Non pas un pasteur parmi d’autres, mais le vrai, l’unique pasteur. Avant Lui, plusieurs s’étaient présentés en tant que roi, prêtre, prophète ou juge, mais personne ne s’était jamais présenté avec le titre de « Pasteur », hormis Dieu seul dans la bouche du prophète Ézéchiel. On lit en effet au livre d’Ézéchiel :

« Ainsi parle le Seigneur YHWH. Malheur aux pasteurs d’Israël ! Vous n’avez pas fortifié les brebis chétives, soigné celle qui était malade, pansé celle qui était blessée. Vous n’avez pas ramené celle qui s’égarait, cherché celle qui était perdue. Elles se sont dispersées, faute de pasteur, pour devenir la proie de toute bête sauvage. Eh bien ! pasteurs, écoutez la Parole de YHWH. Voici que Je vous reprends Mon troupeau. Désormais J’en aurai soin Moi-même. C’est Moi qui les ferai paître, et dans un bon pâturage. Je les ferai reposer. Je chercherai celle qui est perdue, Je ramènerai celle qui est égarée, Je panserai celle qui est blessée, Je guérirai celle qui est malade. Celle qui est grasse et bien portante, Je veillerai sur elle. Je les ferai paître avec justice [2]. »

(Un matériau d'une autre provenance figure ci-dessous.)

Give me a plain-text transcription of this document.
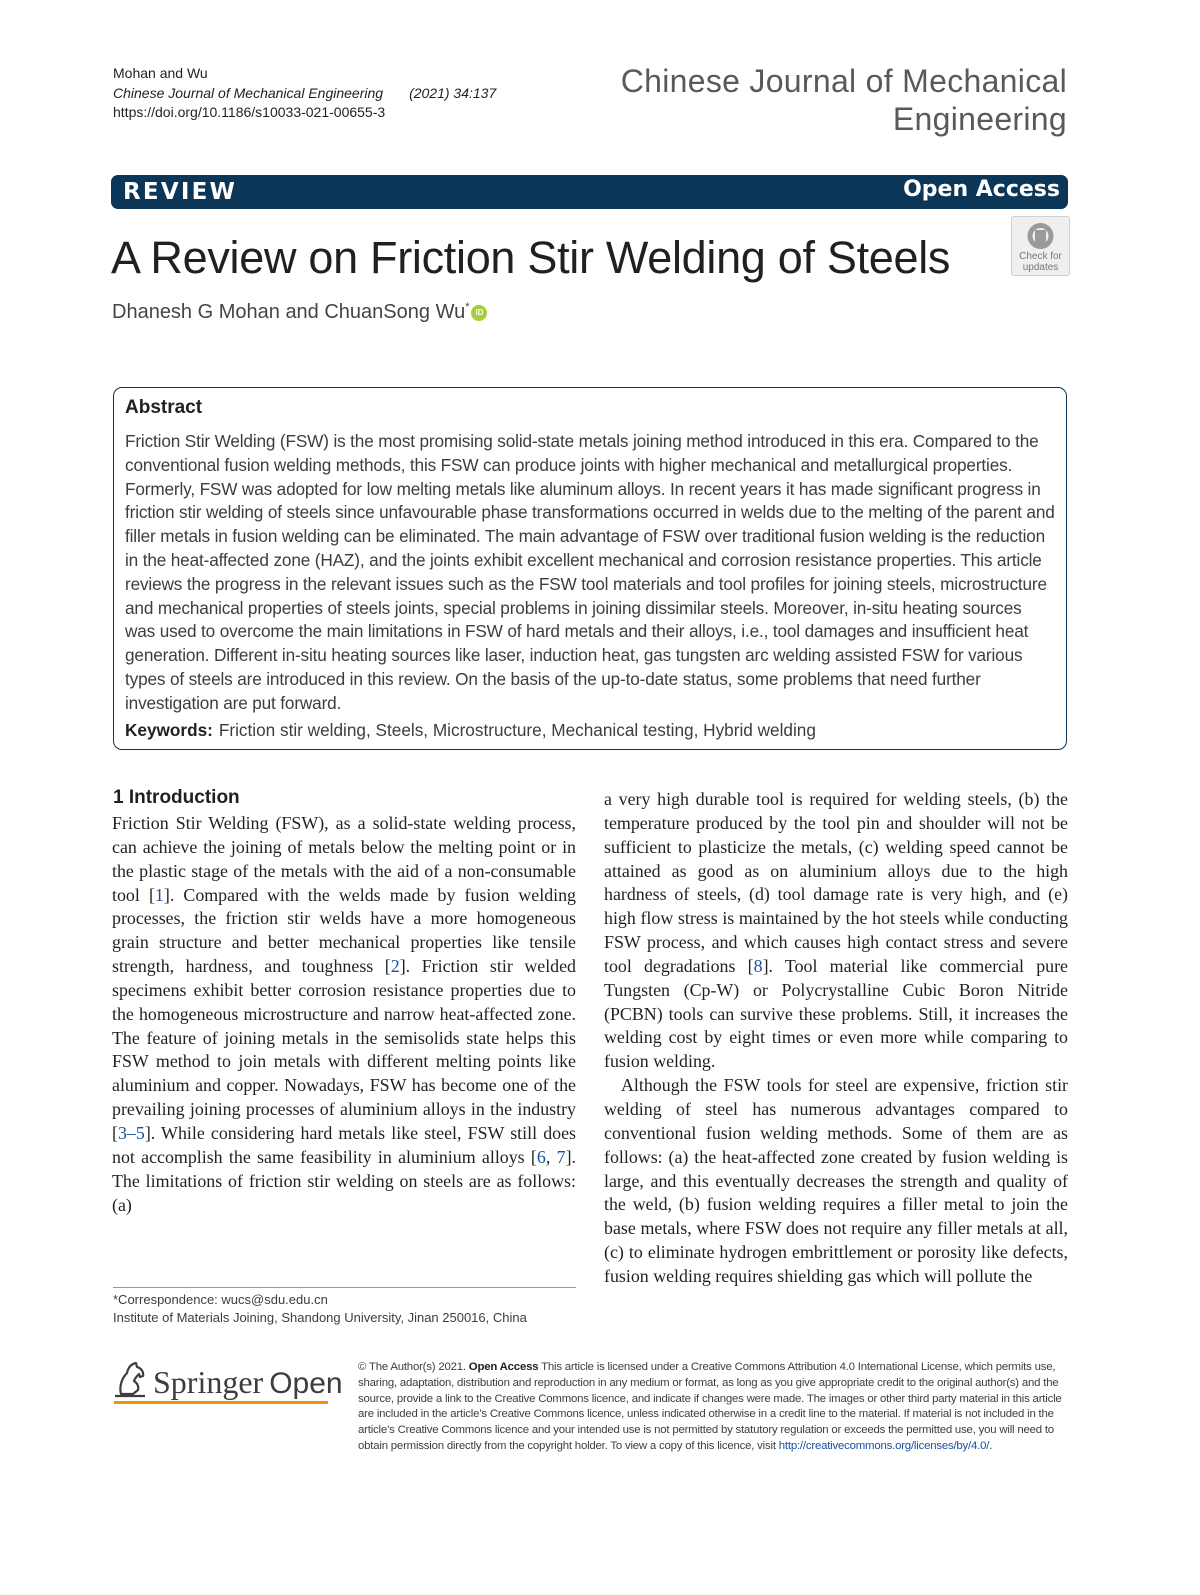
Mohan and Wu
Chinese Journal of Mechanical Engineering (2021) 34:137
https://doi.org/10.1186/s10033-021-00655-3
Chinese Journal of Mechanical
Engineering
REVIEW	Open Access
A Review on Friction Stir Welding of Steels	Check for
updates
Dhanesh G Mohan and ChuanSong Wu* iD
Abstract
Friction Stir Welding (FSW) is the most promising solid-state metals joining method introduced in this era. Compared to the conventional fusion welding methods, this FSW can produce joints with higher mechanical and metallurgical properties. Formerly, FSW was adopted for low melting metals like aluminum alloys. In recent years it has made significant progress in friction stir welding of steels since unfavourable phase transformations occurred in welds due to the melting of the parent and filler metals in fusion welding can be eliminated. The main advantage of FSW over traditional fusion welding is the reduction in the heat-affected zone (HAZ), and the joints exhibit excellent mechanical and corrosion resistance properties. This article reviews the progress in the relevant issues such as the FSW tool materials and tool profiles for joining steels, microstructure and mechanical properties of steels joints, special problems in joining dissimilar steels. Moreover, in-situ heating sources was used to overcome the main limitations in FSW of hard metals and their alloys, i.e., tool damages and insufficient heat generation. Different in-situ heating sources like laser, induction heat, gas tungsten arc welding assisted FSW for various types of steels are introduced in this review. On the basis of the up-to-date status, some problems that need further investigation are put forward.
Keywords: Friction stir welding, Steels, Microstructure, Mechanical testing, Hybrid welding
1 Introduction

Friction Stir Welding (FSW), as a solid-state welding process, can achieve the joining of metals below the melting point or in the plastic stage of the metals with the aid of a non-consumable tool [1]. Compared with the welds made by fusion welding processes, the friction stir welds have a more homogeneous grain structure and better mechanical properties like tensile strength, hardness, and toughness [2]. Friction stir welded specimens exhibit better corrosion resistance properties due to the homogeneous microstructure and narrow heat-affected zone. The feature of joining metals in the semisolids state helps this FSW method to join metals with different melting points like aluminium and copper. Nowadays, FSW has become one of the prevailing joining processes of aluminium alloys in the industry [3–5]. While considering hard metals like steel, FSW still does not accomplish the same feasibility in aluminium alloys [6, 7]. The limitations of friction stir welding on steels are as follows: (a)

a very high durable tool is required for welding steels, (b) the temperature produced by the tool pin and shoulder will not be sufficient to plasticize the metals, (c) welding speed cannot be attained as good as on aluminium alloys due to the high hardness of steels, (d) tool damage rate is very high, and (e) high flow stress is maintained by the hot steels while conducting FSW process, and which causes high contact stress and severe tool degradations [8]. Tool material like commercial pure Tungsten (Cp-W) or Polycrystalline Cubic Boron Nitride (PCBN) tools can survive these problems. Still, it increases the welding cost by eight times or even more while comparing to fusion welding.

Although the FSW tools for steel are expensive, friction stir welding of steel has numerous advantages compared to conventional fusion welding methods. Some of them are as follows: (a) the heat-affected zone created by fusion welding is large, and this eventually decreases the strength and quality of the weld, (b) fusion welding requires a filler metal to join the base metals, where FSW does not require any filler metals at all, (c) to eliminate hydrogen embrittlement or porosity like defects, fusion welding requires shielding gas which will pollute the

*Correspondence: wucs@sdu.edu.cn
Institute of Materials Joining, Shandong University, Jinan 250016, China
Springer Open © The Author(s) 2021. Open Access This article is licensed under a Creative Commons Attribution 4.0 International License, which permits use, sharing, adaptation, distribution and reproduction in any medium or format, as long as you give appropriate credit to the original author(s) and the source, provide a link to the Creative Commons licence, and indicate if changes were made. The images or other third party material in this article are included in the article’s Creative Commons licence, unless indicated otherwise in a credit line to the material. If material is not included in the article’s Creative Commons licence and your intended use is not permitted by statutory regulation or exceeds the permitted use, you will need to obtain permission directly from the copyright holder. To view a copy of this licence, visit http://creativecommons.org/licenses/by/4.0/.
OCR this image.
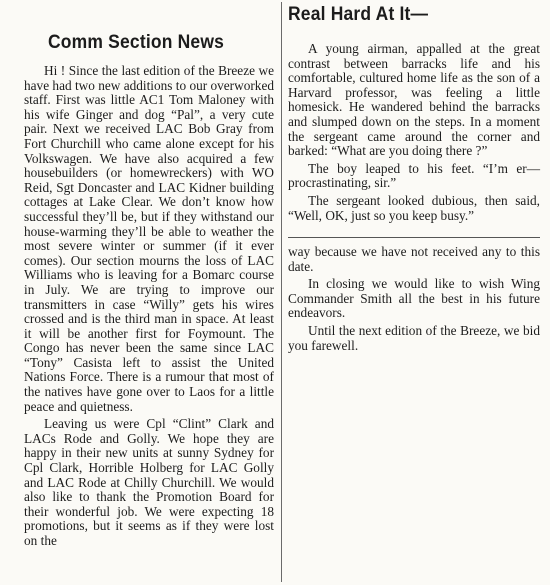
Comm Section News

Hi ! Since the last edition of the Breeze we have had two new additions to our overworked staff. First was little AC1 Tom Maloney with his wife Ginger and dog “Pal”, a very cute pair. Next we received LAC Bob Gray from Fort Churchill who came alone except for his Volkswagen. We have also acquired a few housebuilders (or homewreckers) with WO Reid, Sgt Doncaster and LAC Kidner building cottages at Lake Clear. We don’t know how successful they’ll be, but if they withstand our house-warming they’ll be able to weather the most severe winter or summer (if it ever comes). Our section mourns the loss of LAC Williams who is leaving for a Bomarc course in July. We are trying to improve our transmitters in case “Willy” gets his wires crossed and is the third man in space. At least it will be another first for Foymount. The Congo has never been the same since LAC “Tony” Casista left to assist the United Nations Force. There is a rumour that most of the natives have gone over to Laos for a little peace and quietness.

Leaving us were Cpl “Clint” Clark and LACs Rode and Golly. We hope they are happy in their new units at sunny Sydney for Cpl Clark, Horrible Holberg for LAC Golly and LAC Rode at Chilly Churchill. We would also like to thank the Promotion Board for their wonderful job. We were expecting 18 promotions, but it seems as if they were lost on the

Real Hard At It—

A young airman, appalled at the great contrast between barracks life and his comfortable, cultured home life as the son of a Harvard professor, was feeling a little homesick. He wandered behind the barracks and slumped down on the steps. In a moment the sergeant came around the corner and barked: “What are you doing there ?”

The boy leaped to his feet. “I’m er—procrastinating, sir.”

The sergeant looked dubious, then said, “Well, OK, just so you keep busy.”

way because we have not received any to this date.

In closing we would like to wish Wing Commander Smith all the best in his future endeavors.

Until the next edition of the Breeze, we bid you farewell.
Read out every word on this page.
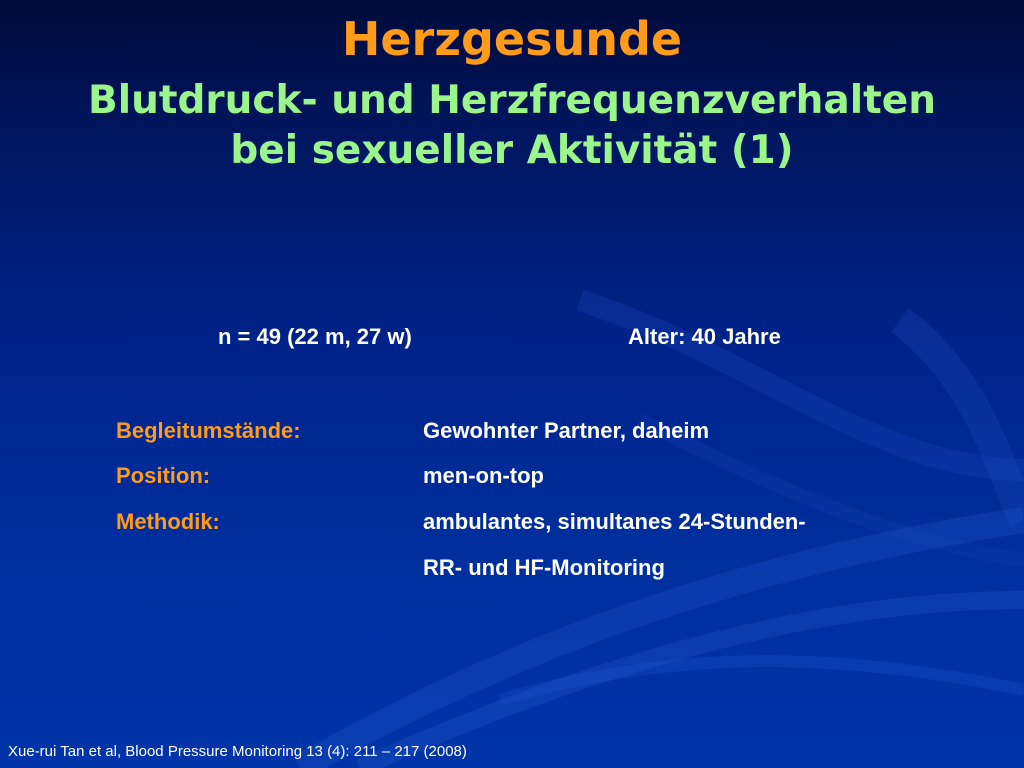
Herzgesunde
Blutdruck- und Herzfrequenzverhalten
bei sexueller Aktivität (1)
n = 49 (22 m, 27 w)	Alter: 40 Jahre
Begleitumstände:	Gewohnter Partner, daheim
Position:	men-on-top
Methodik:	ambulantes, simultanes 24-Stunden-
RR- und HF-Monitoring
Xue-rui Tan et al, Blood Pressure Monitoring 13 (4): 211 – 217 (2008)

Ainsi donc, avec le titre de Bon Pasteur, Jésus annonce la réalisation tant attendue par les petites gens de la prophétie d’Ézéchiel.

À cause du peu de considération dont jouissaient les bergers au temps de Jésus, à la différence des gouvernants de ce monde avides d’honneurs et de privilèges, l’image du berger évoque l’humilité. Jésus ne veut Se présenter que sous les traits d’un amour sauveur qui mérite la confiance en raison du sacrifice qu’Il offrira de Lui-même… Comment, en effet, aurait-Il pu mieux faire la preuve de Son amour qu’en donnant Sa vie pour nous ? Comme dans la prophétie d’Ézéchiel, Jésus oppose Sa conduite à la rapacité des voleurs et à la lâcheté des mercenaires. À la suite du Christ, être pasteur dans l’Église implique donc l’engagement complet dans le sacrifice, un dévouement sans limites, et exclut toute recherche de soi-même.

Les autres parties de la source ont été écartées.